Harder than the rest
With each volume of the SuperFunk compilation series of "Rare and classic street funk from the vaults 1966-1973" put out by the UK Ace label's BGP subsidiary momentary lapses in taste have resulted in troubling detours into bland R&B instrumental and prissy northern soul territory. So it's a pleasant surprise to find that the just-issued Volume 4 - rising to the high bar set by the competition from Stones Throw and Jazzman - avoids the lightweight filler and sticks with the heavy-pounding program enhanced by the presence of Sugar Billy Garner (I Got Some) and groovin' bluesmen Eddie Clearwater (Doin' The Model) and Albert Washington (Crazy Legs, Part 2).
Overlooked jazz classics
There seems to be a commonly held belief that the past 20 years have been a particularly fallow period for exciting new jazz music. Judging by the variations on a standards theme that the major labels continue to offer, this misconception is completely understandable. Fortunately, many adventurous artists have been releasing fabulous - though poorly distributed - music all along, which BBC DJ Kevin LeGendre would plug on his Now's The Time program. Sadly, his show got axed two years ago, but LeGendre's hooked up with the Cosmic Sounds label and compiled a fantastic Now's The Time selection of overlooked contemporary classics by the likes of the Tied & Tickled Trio , Charles Brackeen , Omar Sosa , Martin France and others. These stand up to the best of the early-70s indie boom.

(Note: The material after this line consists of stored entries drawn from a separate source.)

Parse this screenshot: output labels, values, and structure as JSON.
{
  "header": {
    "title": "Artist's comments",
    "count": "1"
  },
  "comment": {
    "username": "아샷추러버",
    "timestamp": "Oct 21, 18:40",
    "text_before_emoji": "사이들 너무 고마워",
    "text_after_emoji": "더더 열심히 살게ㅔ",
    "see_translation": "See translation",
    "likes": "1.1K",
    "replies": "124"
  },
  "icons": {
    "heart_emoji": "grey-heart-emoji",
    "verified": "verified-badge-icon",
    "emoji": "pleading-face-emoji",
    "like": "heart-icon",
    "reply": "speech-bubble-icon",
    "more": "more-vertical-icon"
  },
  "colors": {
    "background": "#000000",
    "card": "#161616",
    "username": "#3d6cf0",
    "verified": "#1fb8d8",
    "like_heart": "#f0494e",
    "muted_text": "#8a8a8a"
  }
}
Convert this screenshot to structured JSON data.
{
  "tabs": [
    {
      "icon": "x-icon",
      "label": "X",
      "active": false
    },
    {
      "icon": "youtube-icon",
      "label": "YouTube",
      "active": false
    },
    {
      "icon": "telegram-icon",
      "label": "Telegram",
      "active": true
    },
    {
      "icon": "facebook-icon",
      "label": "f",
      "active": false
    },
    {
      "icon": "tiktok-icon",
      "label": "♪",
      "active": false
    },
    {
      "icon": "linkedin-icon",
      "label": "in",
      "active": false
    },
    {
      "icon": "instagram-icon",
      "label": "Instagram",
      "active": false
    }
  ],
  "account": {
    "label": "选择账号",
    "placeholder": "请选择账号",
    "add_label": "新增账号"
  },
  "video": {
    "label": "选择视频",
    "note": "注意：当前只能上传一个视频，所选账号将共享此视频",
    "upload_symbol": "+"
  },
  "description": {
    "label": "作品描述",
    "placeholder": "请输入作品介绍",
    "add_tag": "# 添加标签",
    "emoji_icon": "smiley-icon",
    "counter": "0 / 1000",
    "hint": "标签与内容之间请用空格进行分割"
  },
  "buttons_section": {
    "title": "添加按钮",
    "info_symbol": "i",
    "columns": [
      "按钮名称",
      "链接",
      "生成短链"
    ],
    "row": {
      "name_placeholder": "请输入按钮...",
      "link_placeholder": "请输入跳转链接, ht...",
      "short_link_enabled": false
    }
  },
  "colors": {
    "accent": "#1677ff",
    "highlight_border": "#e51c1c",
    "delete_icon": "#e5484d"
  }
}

Like a scene straight out of O Brother, Where Art Thou?, Ralph and Carter Stanley showed up at the WCYB radio studios in Bristol, Virginia, on March 24, 1956 - after a busy day of barn dances and greased pig chases - to perform an impromptu set of their favourite old-time music from the mountains of West Virginia. They pressed up some vinyl copies of the session and sold them at shows. Over the years, the original release has become a sought-after artifact for bluegrass fans due to the Stanleys' atypically laid-back performances of ancient traditionals and hymns. Thanks to T-Bone Burnett 's DMZ label, which has released the broadcast as An Evening Long Ago, we can all enjoy the warmly engaging sound of the Stanleys' sweet harmonies as they might've sounded on a back porch surrounded by kin.
Afrobeaten to the punch
While Fela Kuti was in London cooking up his own concept of "highlife jazz" in the mid-60s, back home in Lagos former I. K. Dairo saxophonist Orlando Julius was reworking the sound of American R&B into his own brand of "modern highlife." At around the same time, they both hit on a similarly funky sound that would later be known as Afrobeat. Orlando's Afro Ideas 1969-72 (Ekosound/Soundway) neatly documents the James Brown-inspired path that Julius was blazing with his Afro Sounders combo at their peak. It should prove very enlightening for those who assumed Afrobeat began and ended with Fela.